Vinegar effect in CaOx kidney stone patients. (a) Study design overview. (b) Chart showing patient selection and assessment at 6 or 12-month follow-up. (c) Kaplan–Meier estimates of the cumulative incidence of recurrent stones in both groups. HI, hazard ratio. CI, confidence interval. (d) Waterfall plots of change of AP(CaOx) indexes after 6–12 months intervention in both groups. (e) Waterfall plots of actual value change of urinary citrate excretion after 6–12 months intervention in both groups. (f) Waterfall plots of urinary citrate excretion change compared to baseline after 6–12 months intervention in both groups. We defined lesser or equal to 20% change in citrate level from baseline after intervention as no response. (g) Waterfall plots of actual value change of urinary calcium excretion after 6–12 months intervention in both groups. (h) Waterfall plots of urinary calcium excretion compared to baseline after 6–12 months intervention in both groups.

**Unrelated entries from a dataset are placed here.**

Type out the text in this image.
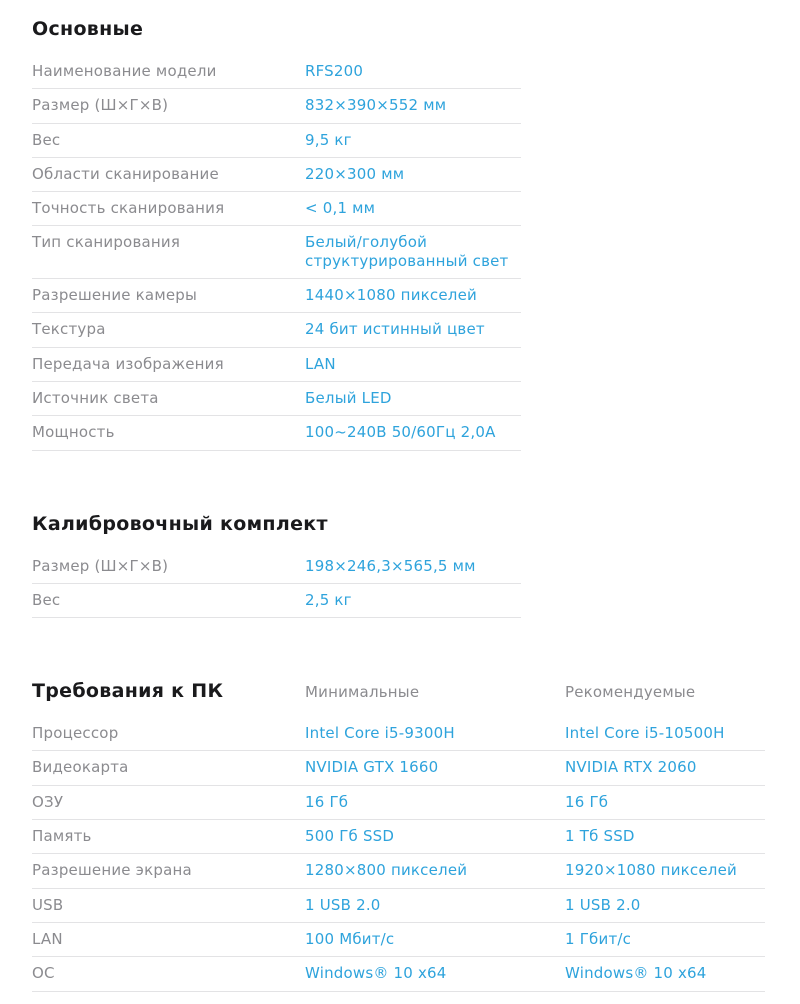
Основные
Наименование модели	RFS200
Размер (Ш×Г×В)	832×390×552 мм
Вес	9,5 кг
Области сканирование	220×300 мм
Точность сканирования	< 0,1 мм
Тип сканирования	Белый/голубой структурированный свет
Разрешение камеры	1440×1080 пикселей
Текстура	24 бит истинный цвет
Передача изображения	LAN
Источник света	Белый LED
Мощность	100~240В 50/60Гц 2,0А
Калибровочный комплект
Размер (Ш×Г×В)	198×246,3×565,5 мм
Вес	2,5 кг
Требования к ПК	Минимальные	Рекомендуемые
Процессор	Intel Core i5-9300H	Intel Core i5-10500H
Видеокарта	NVIDIA GTX 1660	NVIDIA RTX 2060
ОЗУ	16 Гб	16 Гб
Память	500 Гб SSD	1 Тб SSD
Разрешение экрана	1280×800 пикселей	1920×1080 пикселей
USB	1 USB 2.0	1 USB 2.0
LAN	100 Мбит/с	1 Гбит/с
ОС	Windows® 10 x64	Windows® 10 x64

We defined lesser or equal to 10% change in calcium level from baseline after intervention as no response. (i) Urine pH change after 6–12 months intervention in both groups. *P < .05, **P < .01, ****P < .0001 (Chi-square test).

Fig. 10

A scheme of vinegar effect. The scheme summarizes the pathway described: vinegar or acetate enhances the H3K9 or/and H3K27 acetylation levels at miR-130a, miR-148b, miR-374b promoter regions, which downregulate Nadc1 and Cldn14 expression, and increase urinary citrate excretion while decrease calcium excretion to suppress CaOx crystal formations.